O 17º Congresso Internacional de Uro-oncologia (URO-ONCO 2026) ocorre em São Paulo, reunindo especialistas por quatro dias para discutir o presente e o futuro do cuidado aos pacientes com câncer urológico. O evento contempla avanços em diagnóstico, tratamento e tomada de decisão clínica, com foco na prática baseada em evidências.
Os tumores urológicos ocupam posição de destaque no Brasil, especialmente próstata, bexiga e rim, que apresentam alta incidência e diagnóstico em estágios avançados. Esse cenário impõe desafios ao sistema de saúde e à gestão clínica, exigindo estratégias mais eficazes e acessíveis.
Hoje, a uro-oncologia vive uma transformação: a medicina personalizada está ganhando espaço, com testes genéticos e moleculares que ajudam a identificar quem precisa de tratamento imediato. A incorporação de dados moleculares e da inteligência artificial refina prognósticos e escolhas terapêuticas.
Novas terapias e diagnóstico
As terapias emergentes incluem imunoterapia, anticorpos conjugados a drogas e radiofármacos, que atuam diretamente na célula tumoral. Esses avanços prometem maior eficácia e menor dano ao organismo, sobretudo em estágios avançados da doença.

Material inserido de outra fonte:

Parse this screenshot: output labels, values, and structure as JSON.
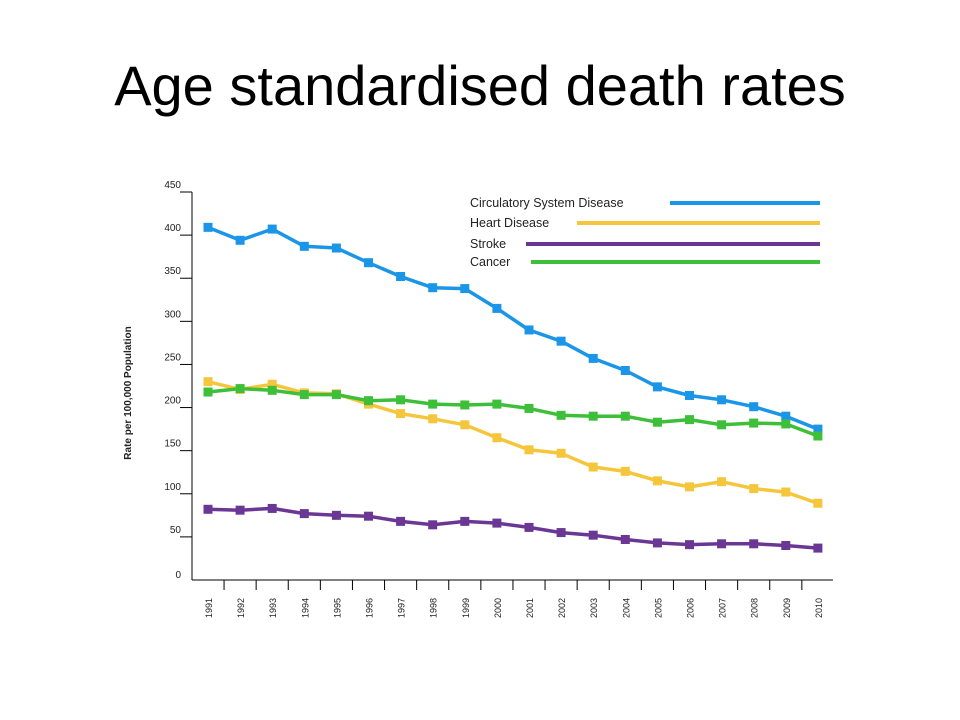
{
  "slide": {
    "title": "Age standardised death rates"
  },
  "chart_data": {
    "type": "line",
    "title": "",
    "xlabel": "",
    "ylabel": "Rate per 100,000 Population",
    "ylim": [
      0,
      450
    ],
    "yticks": [
      0,
      50,
      100,
      150,
      200,
      250,
      300,
      350,
      400,
      450
    ],
    "grid": false,
    "legend": "top-right",
    "x": [
      "1991",
      "1992",
      "1993",
      "1994",
      "1995",
      "1996",
      "1997",
      "1998",
      "1999",
      "2000",
      "2001",
      "2002",
      "2003",
      "2004",
      "2005",
      "2006",
      "2007",
      "2008",
      "2009",
      "2010"
    ],
    "series": [
      {
        "name": "Circulatory System Disease",
        "color": "#1a95e8",
        "values": [
          409,
          394,
          407,
          387,
          385,
          368,
          352,
          339,
          338,
          315,
          290,
          277,
          257,
          243,
          224,
          214,
          209,
          201,
          190,
          175
        ]
      },
      {
        "name": "Heart Disease",
        "color": "#f5c63c",
        "values": [
          230,
          221,
          227,
          217,
          216,
          204,
          193,
          187,
          180,
          165,
          151,
          147,
          131,
          126,
          115,
          108,
          114,
          106,
          102,
          89
        ]
      },
      {
        "name": "Stroke",
        "color": "#6a3794",
        "values": [
          82,
          81,
          83,
          77,
          75,
          74,
          68,
          64,
          68,
          66,
          61,
          55,
          52,
          47,
          43,
          41,
          42,
          42,
          40,
          37
        ]
      },
      {
        "name": "Cancer",
        "color": "#3dbf3a",
        "values": [
          218,
          222,
          220,
          215,
          215,
          208,
          209,
          204,
          203,
          204,
          199,
          191,
          190,
          190,
          183,
          186,
          180,
          182,
          181,
          167
        ]
      }
    ]
  }
}
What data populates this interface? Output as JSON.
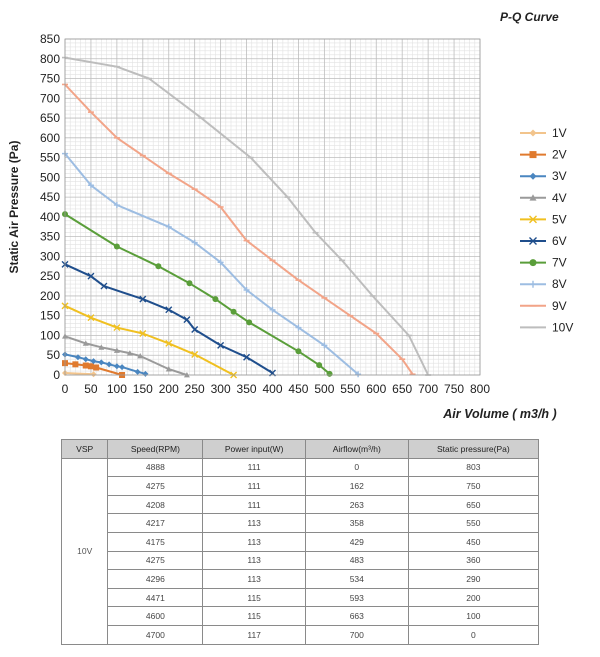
{
  "chart_data": {
    "type": "line",
    "title": "P-Q Curve",
    "xlabel": "Air Volume ( m3/h )",
    "ylabel": "Static Air Pressure (Pa)",
    "xlim": [
      0,
      800
    ],
    "ylim": [
      0,
      850
    ],
    "xticks": [
      "0",
      "50",
      "100",
      "150",
      "200",
      "250",
      "300",
      "350",
      "400",
      "450",
      "500",
      "550",
      "600",
      "650",
      "700",
      "750",
      "800"
    ],
    "yticks": [
      "0",
      "50",
      "100",
      "150",
      "200",
      "250",
      "300",
      "350",
      "400",
      "450",
      "500",
      "550",
      "600",
      "650",
      "700",
      "750",
      "800",
      "850"
    ],
    "grid": true,
    "legend_position": "right",
    "series": [
      {
        "name": "1V",
        "color": "#f2c48c",
        "marker": "diamond",
        "points": [
          [
            0,
            5
          ],
          [
            55,
            2
          ]
        ]
      },
      {
        "name": "2V",
        "color": "#e07a2e",
        "marker": "square",
        "points": [
          [
            0,
            30
          ],
          [
            20,
            27
          ],
          [
            40,
            24
          ],
          [
            50,
            22
          ],
          [
            60,
            19
          ],
          [
            110,
            0
          ]
        ]
      },
      {
        "name": "3V",
        "color": "#4a86c0",
        "marker": "diamond",
        "points": [
          [
            0,
            52
          ],
          [
            25,
            45
          ],
          [
            40,
            40
          ],
          [
            55,
            35
          ],
          [
            70,
            32
          ],
          [
            85,
            27
          ],
          [
            100,
            22
          ],
          [
            110,
            20
          ],
          [
            140,
            8
          ],
          [
            155,
            3
          ]
        ]
      },
      {
        "name": "4V",
        "color": "#9a9a9a",
        "marker": "triangle",
        "points": [
          [
            0,
            98
          ],
          [
            40,
            80
          ],
          [
            70,
            70
          ],
          [
            100,
            62
          ],
          [
            125,
            55
          ],
          [
            145,
            48
          ],
          [
            200,
            15
          ],
          [
            235,
            0
          ]
        ]
      },
      {
        "name": "5V",
        "color": "#f0c020",
        "marker": "x",
        "points": [
          [
            0,
            175
          ],
          [
            50,
            145
          ],
          [
            100,
            120
          ],
          [
            150,
            105
          ],
          [
            200,
            80
          ],
          [
            250,
            52
          ],
          [
            325,
            0
          ]
        ]
      },
      {
        "name": "6V",
        "color": "#1f4e8c",
        "marker": "x",
        "points": [
          [
            0,
            280
          ],
          [
            50,
            250
          ],
          [
            75,
            225
          ],
          [
            150,
            192
          ],
          [
            200,
            165
          ],
          [
            235,
            140
          ],
          [
            250,
            115
          ],
          [
            300,
            75
          ],
          [
            350,
            45
          ],
          [
            400,
            5
          ]
        ]
      },
      {
        "name": "7V",
        "color": "#5a9e3a",
        "marker": "circle",
        "points": [
          [
            0,
            407
          ],
          [
            100,
            325
          ],
          [
            180,
            275
          ],
          [
            240,
            232
          ],
          [
            290,
            192
          ],
          [
            325,
            160
          ],
          [
            355,
            133
          ],
          [
            450,
            60
          ],
          [
            490,
            25
          ],
          [
            510,
            3
          ]
        ]
      },
      {
        "name": "8V",
        "color": "#9dbde2",
        "marker": "plus",
        "points": [
          [
            0,
            560
          ],
          [
            50,
            480
          ],
          [
            100,
            430
          ],
          [
            200,
            375
          ],
          [
            250,
            335
          ],
          [
            300,
            285
          ],
          [
            350,
            215
          ],
          [
            400,
            165
          ],
          [
            450,
            120
          ],
          [
            500,
            75
          ],
          [
            565,
            2
          ]
        ]
      },
      {
        "name": "9V",
        "color": "#f2a488",
        "marker": "dash",
        "points": [
          [
            0,
            735
          ],
          [
            50,
            665
          ],
          [
            100,
            600
          ],
          [
            150,
            555
          ],
          [
            200,
            510
          ],
          [
            250,
            470
          ],
          [
            300,
            425
          ],
          [
            350,
            340
          ],
          [
            400,
            290
          ],
          [
            450,
            240
          ],
          [
            500,
            195
          ],
          [
            550,
            150
          ],
          [
            600,
            105
          ],
          [
            650,
            40
          ],
          [
            670,
            2
          ]
        ]
      },
      {
        "name": "10V",
        "color": "#bdbdbd",
        "marker": "dash",
        "points": [
          [
            0,
            803
          ],
          [
            100,
            780
          ],
          [
            162,
            750
          ],
          [
            263,
            650
          ],
          [
            358,
            550
          ],
          [
            429,
            450
          ],
          [
            483,
            360
          ],
          [
            534,
            290
          ],
          [
            593,
            200
          ],
          [
            663,
            100
          ],
          [
            700,
            0
          ]
        ]
      }
    ]
  },
  "table": {
    "headers": [
      "VSP",
      "Speed(RPM)",
      "Power input(W)",
      "Airflow(m³/h)",
      "Static pressure(Pa)"
    ],
    "vsp": "10V",
    "rows": [
      [
        "4888",
        "111",
        "0",
        "803"
      ],
      [
        "4275",
        "111",
        "162",
        "750"
      ],
      [
        "4208",
        "111",
        "263",
        "650"
      ],
      [
        "4217",
        "113",
        "358",
        "550"
      ],
      [
        "4175",
        "113",
        "429",
        "450"
      ],
      [
        "4275",
        "113",
        "483",
        "360"
      ],
      [
        "4296",
        "113",
        "534",
        "290"
      ],
      [
        "4471",
        "115",
        "593",
        "200"
      ],
      [
        "4600",
        "115",
        "663",
        "100"
      ],
      [
        "4700",
        "117",
        "700",
        "0"
      ]
    ]
  }
}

A integração de abordagens multimodais permite indicar quando intensificar tratamentos, combinar estratégias ou adotar terapias com potencial curativo. A prática passa a depender de decisões compartilhadas entre equipes e pacientes.
Dados moleculares e IA ajudam a personalizar o percurso terapêutico, reduzindo tratamento inadequado e aumentando as chances de remissão prolongada. O impacto prático é a melhoria do manejo de casos complexos com menor toxicidade.

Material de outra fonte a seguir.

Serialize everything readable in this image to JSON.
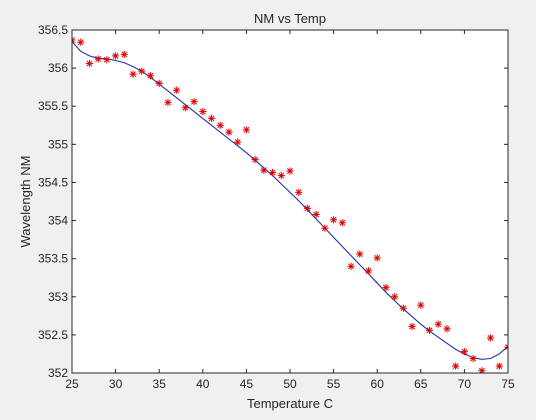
{
  "chart_data": {
    "type": "scatter",
    "title": "NM vs Temp",
    "xlabel": "Temperature C",
    "ylabel": "Wavelength NM",
    "xlim": [
      25,
      75
    ],
    "ylim": [
      352,
      356.5
    ],
    "xticks": [
      25,
      30,
      35,
      40,
      45,
      50,
      55,
      60,
      65,
      70,
      75
    ],
    "xtick_labels": [
      "25",
      "30",
      "35",
      "40",
      "45",
      "50",
      "55",
      "60",
      "65",
      "70",
      "75"
    ],
    "yticks": [
      352,
      352.5,
      353,
      353.5,
      354,
      354.5,
      355,
      355.5,
      356,
      356.5
    ],
    "ytick_labels": [
      "352",
      "352.5",
      "353",
      "353.5",
      "354",
      "354.5",
      "355",
      "355.5",
      "356",
      "356.5"
    ],
    "grid": false,
    "series": [
      {
        "kind": "markers",
        "marker": "asterisk",
        "color": "#e00000",
        "x": [
          25,
          26,
          27,
          28,
          29,
          30,
          31,
          32,
          33,
          34,
          35,
          36,
          37,
          38,
          39,
          40,
          41,
          42,
          43,
          44,
          45,
          46,
          47,
          48,
          49,
          50,
          51,
          52,
          53,
          54,
          55,
          56,
          57,
          58,
          59,
          60,
          61,
          62,
          63,
          64,
          65,
          66,
          67,
          68,
          69,
          70,
          71,
          72,
          73,
          74,
          75
        ],
        "y": [
          356.37,
          356.34,
          356.06,
          356.12,
          356.11,
          356.16,
          356.18,
          355.92,
          355.96,
          355.9,
          355.8,
          355.55,
          355.71,
          355.48,
          355.56,
          355.43,
          355.34,
          355.25,
          355.16,
          355.03,
          355.19,
          354.8,
          354.66,
          354.63,
          354.59,
          354.65,
          354.37,
          354.16,
          354.08,
          353.9,
          354.01,
          353.97,
          353.4,
          353.56,
          353.34,
          353.51,
          353.12,
          353.0,
          352.85,
          352.61,
          352.89,
          352.56,
          352.64,
          352.58,
          352.09,
          352.28,
          352.19,
          352.03,
          352.46,
          352.09,
          352.34
        ]
      },
      {
        "kind": "line",
        "color": "#2033a0",
        "x": [
          25,
          26,
          27,
          28,
          29,
          30,
          31,
          32,
          33,
          34,
          35,
          36,
          37,
          38,
          39,
          40,
          41,
          42,
          43,
          44,
          45,
          46,
          47,
          48,
          49,
          50,
          51,
          52,
          53,
          54,
          55,
          56,
          57,
          58,
          59,
          60,
          61,
          62,
          63,
          64,
          65,
          66,
          67,
          68,
          69,
          70,
          71,
          72,
          73,
          74,
          75
        ],
        "y": [
          356.35,
          356.22,
          356.16,
          356.13,
          356.12,
          356.1,
          356.07,
          356.02,
          355.96,
          355.88,
          355.79,
          355.7,
          355.61,
          355.52,
          355.43,
          355.34,
          355.25,
          355.16,
          355.07,
          354.98,
          354.89,
          354.79,
          354.69,
          354.59,
          354.48,
          354.37,
          354.26,
          354.14,
          354.02,
          353.9,
          353.78,
          353.66,
          353.54,
          353.42,
          353.3,
          353.18,
          353.06,
          352.95,
          352.84,
          352.74,
          352.64,
          352.55,
          352.47,
          352.39,
          352.31,
          352.25,
          352.2,
          352.18,
          352.19,
          352.25,
          352.35
        ]
      }
    ]
  },
  "colors": {
    "figure_background": "#f0f0f0",
    "axes_background": "#ffffff",
    "axis_color": "#262626"
  }
}
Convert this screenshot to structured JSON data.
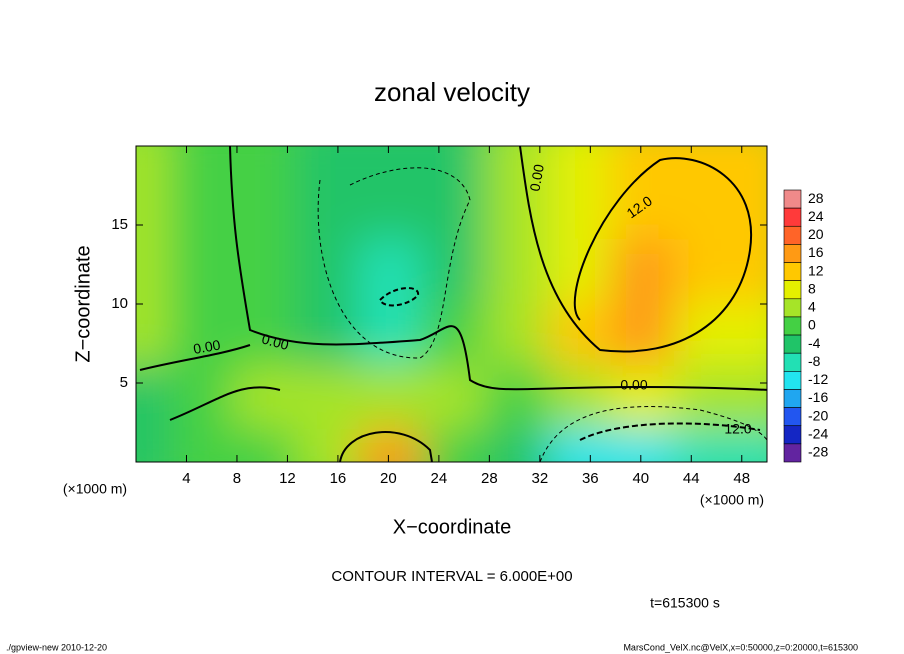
{
  "chart_data": {
    "type": "contour",
    "title": "zonal velocity",
    "xlabel": "X−coordinate",
    "ylabel": "Z−coordinate",
    "x_unit_labels": [
      "(×1000 m)",
      "(×1000 m)"
    ],
    "xlim": [
      0,
      50
    ],
    "ylim": [
      0,
      20
    ],
    "xticks": [
      4,
      8,
      12,
      16,
      20,
      24,
      28,
      32,
      36,
      40,
      44,
      48
    ],
    "yticks": [
      5,
      10,
      15
    ],
    "x": [
      2.5,
      7.5,
      12.5,
      17.5,
      22.5,
      27.5,
      32.5,
      37.5,
      42.5,
      47.5
    ],
    "y": [
      2,
      6,
      10,
      14,
      18
    ],
    "z": [
      [
        -6,
        0,
        0,
        2,
        14,
        0,
        -4,
        -12,
        -14,
        -10
      ],
      [
        -4,
        0,
        2,
        4,
        4,
        2,
        0,
        2,
        6,
        4
      ],
      [
        4,
        0,
        -2,
        -4,
        -8,
        -2,
        2,
        10,
        14,
        6
      ],
      [
        4,
        0,
        -2,
        -6,
        -8,
        -4,
        2,
        8,
        14,
        10
      ],
      [
        2,
        0,
        -2,
        -4,
        -6,
        -4,
        2,
        6,
        12,
        10
      ]
    ],
    "colorbar": {
      "ticks": [
        28,
        24,
        20,
        16,
        12,
        8,
        4,
        0,
        -4,
        -8,
        -12,
        -16,
        -20,
        -24,
        -28
      ],
      "colors": [
        "#f08a8a",
        "#ff3a3a",
        "#ff6428",
        "#ff9a14",
        "#ffc800",
        "#e4f000",
        "#a6e428",
        "#44d044",
        "#20c468",
        "#22e0b4",
        "#22e4f0",
        "#20a6f0",
        "#2256f0",
        "#1426c4",
        "#6224a0"
      ]
    },
    "contour_labels": [
      "0.00",
      "0.00",
      "0.00",
      "0.00",
      "12.0",
      "12.0"
    ],
    "contour_interval": "CONTOUR INTERVAL = 6.000E+00",
    "time_label": "t=615300 s",
    "footer_left": "./gpview-new  2010-12-20",
    "footer_right": "MarsCond_VelX.nc@VelX,x=0:50000,z=0:20000,t=615300"
  }
}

Cuidado centrado no paciente
Além da inovação, o cuidado precisa permanecer centrado no paciente e em sua qualidade de vida. Valores, expectativas e preferências devem orientar a escolha de tratamento, em consonância com as evidências disponíveis.

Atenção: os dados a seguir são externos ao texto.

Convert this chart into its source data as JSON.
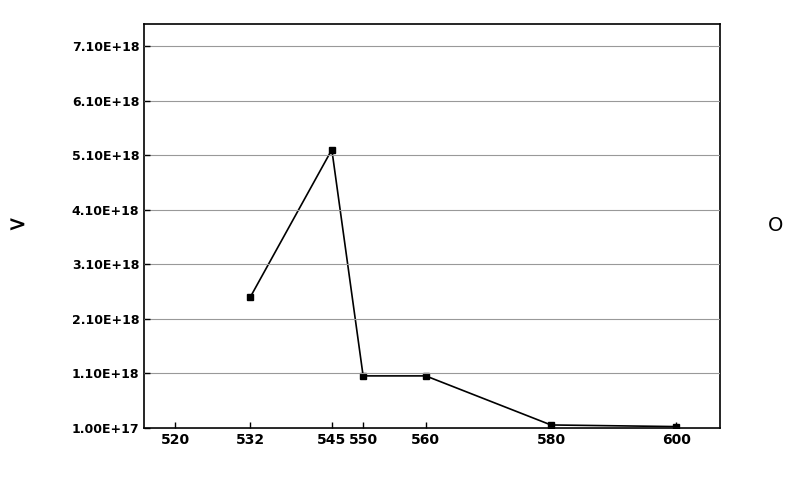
{
  "x": [
    532,
    545,
    550,
    560,
    580,
    600
  ],
  "y": [
    2.5e+18,
    5.2e+18,
    1.05e+18,
    1.05e+18,
    1.5e+17,
    1.2e+17
  ],
  "yticks": [
    1e+17,
    1.1e+18,
    2.1e+18,
    3.1e+18,
    4.1e+18,
    5.1e+18,
    6.1e+18,
    7.1e+18
  ],
  "ytick_labels": [
    "1.00E+17",
    "1.10E+18",
    "2.10E+18",
    "3.10E+18",
    "4.10E+18",
    "5.10E+18",
    "6.10E+18",
    "7.10E+18"
  ],
  "xticks": [
    520,
    532,
    545,
    550,
    560,
    580,
    600
  ],
  "xtick_labels": [
    "520",
    "532",
    "545",
    "550",
    "560",
    "580",
    "600"
  ],
  "ylim_bottom": 1e+17,
  "ylim_top": 7.5e+18,
  "xlim_left": 515,
  "xlim_right": 607,
  "line_color": "#000000",
  "marker": "s",
  "marker_size": 4,
  "background_color": "#ffffff",
  "grid_color": "#999999",
  "annotation_left": ">",
  "annotation_right": "O",
  "label_fontsize": 9,
  "tick_fontsize": 10
}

Especialistas destacam a necessidade de usar o conhecimento científico para apoiar decisões compartilhadas, especialmente diante da alta incidência de tumores urológicos. O objetivo é equilíbrio entre eficácia clínica e bem-estar do paciente.
Dr. Fernando Maluf, oncologista e professor da Santa Casa de São Paulo, é um dos nomes de referência presentes no encontro. Articula a curadoria científica do evento e contribui para debates sobre o futuro da uro-oncologia.
As informações apresentadas no congresso reforçam a importância de alinhar inovação tecnológica com cuidado humano, garantindo acesso a tratamentos avançados sem perder o foco no paciente. As referências de fontes associadas permanecem sob responsabilidade de seus autores.